Только не надо ханжества. Наверное, у всех народов есть в фольклоре скабрезные включения, сдабривающие смеховую культуру в гуляньях, кар­навалах, забавах, да и в быте. Они соприкасаются с высокой культурой, проникают в нее — что естественно. Как и наоборот. Вопрос: почему у нас сейчас преобладает движение лексики именно снизу вверх, а не обратно? Неужели таков наш выбор?

...К подъезду весьма престижного вуза с высокой платой за обучение подъехала студентка. Выходя из машины, она звонким девичьим голосом очень красивого тембра окликнула кого-то из друзей и быстро-весело пере­шла на жесткую матерщину. Один из преподавателей мрачно резонирует: «Что поделаешь, ведь родители кого-то из наших студентов еще недавно были бандитами. С виду посолиднели, а по культуре — те же...»

Происходит именно замещение, вытеснение русского языка скверносло­вием, когда русские существительные и глаголы, прилагательные, наречия подменяются бранными, как раковыми клетками — здоровые.

У нас непомерно много — и становится все больше — людей, кто без мата говорить не умеет или очень затрудняется. Они матозависимы! Таким образом общаются теперь со своими детьми отцы, матери, бабушки. Совсем трезвые. На селе — особенно. Там выросло поколение, которое даже не зна­ет, что это — скверная речь. Явно сложился изврат-диалект, который от периферии быстро движется к центру и уже занимает его.

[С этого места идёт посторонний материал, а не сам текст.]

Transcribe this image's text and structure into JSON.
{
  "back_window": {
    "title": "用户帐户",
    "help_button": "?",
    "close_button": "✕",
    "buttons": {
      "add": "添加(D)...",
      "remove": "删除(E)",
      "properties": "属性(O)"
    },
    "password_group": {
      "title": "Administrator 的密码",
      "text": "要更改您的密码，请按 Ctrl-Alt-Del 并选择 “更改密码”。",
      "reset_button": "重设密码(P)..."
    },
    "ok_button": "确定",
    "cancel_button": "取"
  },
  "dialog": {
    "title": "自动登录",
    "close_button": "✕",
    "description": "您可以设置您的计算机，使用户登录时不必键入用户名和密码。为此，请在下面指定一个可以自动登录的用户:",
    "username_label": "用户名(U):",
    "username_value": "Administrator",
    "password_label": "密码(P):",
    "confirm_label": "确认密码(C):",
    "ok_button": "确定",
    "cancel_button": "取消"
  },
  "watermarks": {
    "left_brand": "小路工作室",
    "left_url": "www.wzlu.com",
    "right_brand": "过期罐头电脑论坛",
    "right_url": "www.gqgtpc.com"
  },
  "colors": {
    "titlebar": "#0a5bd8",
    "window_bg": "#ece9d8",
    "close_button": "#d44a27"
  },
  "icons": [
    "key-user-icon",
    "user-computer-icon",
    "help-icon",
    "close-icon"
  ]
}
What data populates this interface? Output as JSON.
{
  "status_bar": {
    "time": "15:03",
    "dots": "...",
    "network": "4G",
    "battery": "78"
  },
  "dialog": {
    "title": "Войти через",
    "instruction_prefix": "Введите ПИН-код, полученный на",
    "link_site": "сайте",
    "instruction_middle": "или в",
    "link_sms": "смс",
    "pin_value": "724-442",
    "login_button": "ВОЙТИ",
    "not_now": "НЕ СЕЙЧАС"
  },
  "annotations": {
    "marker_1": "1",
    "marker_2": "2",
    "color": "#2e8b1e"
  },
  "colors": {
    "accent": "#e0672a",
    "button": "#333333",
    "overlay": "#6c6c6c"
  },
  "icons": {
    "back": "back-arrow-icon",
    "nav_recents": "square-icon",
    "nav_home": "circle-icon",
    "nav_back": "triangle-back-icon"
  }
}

Да, первая причина в том, что у нас необычайно большая масса народа прошла через тюрьмы и лагеря. В процентном отношении больше, чем в других странах. А за преступления против личности — особенно много. При­том, что многие преступления против личности по факту таковыми не счи­таются и до суда не доходят. Злая тюремная лексика полностью покрыла армию (вместе с тюремными нравами, кстати), крестьянство, рабочие по­селки. Долго держалась интеллигенция. Теперь сдалась. Покоряются ей женщины... Уже и в академических кругах... А политики? Они словно вчера вышли из заключения.



Вторая причина — потеря наследственной аристократии в начале XX ве­ка (от эмиграции, расстрелов, запретов). Общество обеднело социально. Национальная аристократия везде задавала некоторые образцы благород­ства общения. Не всегда искренне, но следуя некоей миссии возвышения — себя, рода своего, страны. Остальные по-разному подражали, перенимая слова и обороты, манеры и проч. То удачно, то нелепо. Но аристократия бы­ла ориентиром.

Глава 10 ПОВРЕЖДЕНИЕ РЕЧИ 183

Русский офицер, профессор, чиновник, врач, учитель — каждый из них считал черное слово уделом низов, необразованных, примитивных людей. Мастеровой, извозчик, крестьянин, купец — что с них взять?

На места первых поднялись вторые, занеся туда и низкую речь. Тогда об этом говорили: «Невежество!» Теперь говорят: «Образованщина!» В общем — нет породы. Кого у нас принято называть «вшивой интеллигенцией»?

Конечно, аристократия наследственная и аристократия духовная не всегда совпадают по своим социальным ролям. Но А. Платонов, Д. Лихачев, А. Саха­ров, С. Аверинцев, к примеру, ушли, а живущие, видимо, терпят все это.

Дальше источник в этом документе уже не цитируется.